In a note released today, Bruce Clark, lead auto analyst and senior vice president at Moody’s Investors Service, noted that Tesla had made some progress by keeping its Model 3 production above 2,000 units for three straight weeks. In response to a previous analysis by Moody’s that indicated Tesla would need to raise at least $2 billion this year, Musk insisted the company will increase production enough to be profitable in the second half of this year.

When the subject came up again yesterday during an earnings calls with analysts, Musk cut off the question by responding: “Excuse me. Next. Boring bonehead questions are not cool. Next?”

So don’t expect Musk to be thrilled to learn that Moody’s hasn’t changed its opinion, despite his claims that increased production of the Model 3 will help the company avoid the need for more cash.

“The company remains in an intense ‘learn-as-they-go’ process while attempting to reach production efficiencies necessary for a Model 3 production rate of 5,000 per week, a Model 3 gross margin of 25 percent and breakeven cash flow,” Clark said. “We continue to expect that Tesla will need to raise new capital approximating $2 billion — in the form of equity, convertible notes, or debt — in order cover a cash burn during 2018, and to refund a total of $1.3 billion of convertible debt that matures in late 2018 and early 2019.”

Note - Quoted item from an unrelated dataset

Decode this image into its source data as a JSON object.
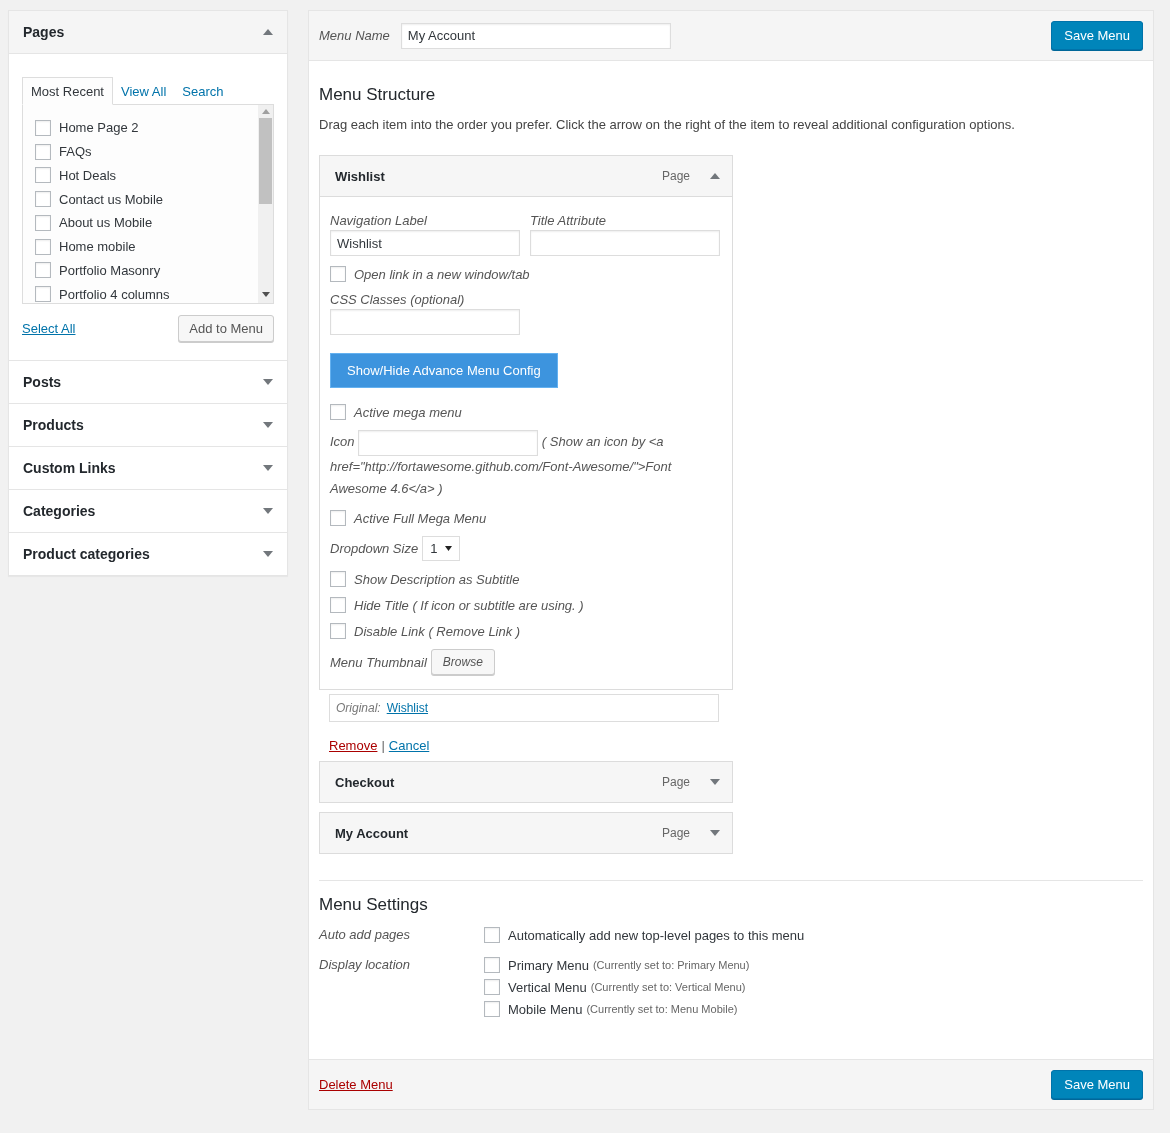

Investors were none too happy either. In early trading on Thursday, Tesla’s stock was down $19.82, or 6.58 percent, to $281.33. It remains well off its most recent closing high of $383.45 last June.

Tesla’s earnings overall were better than expected. The company reported $3.4 billion in revenue for the quarter, up from $2.7 billion a year ago. However, that included a $784.6 million loss, likely contributing to investors’ fears that the company is burning through cash too quickly.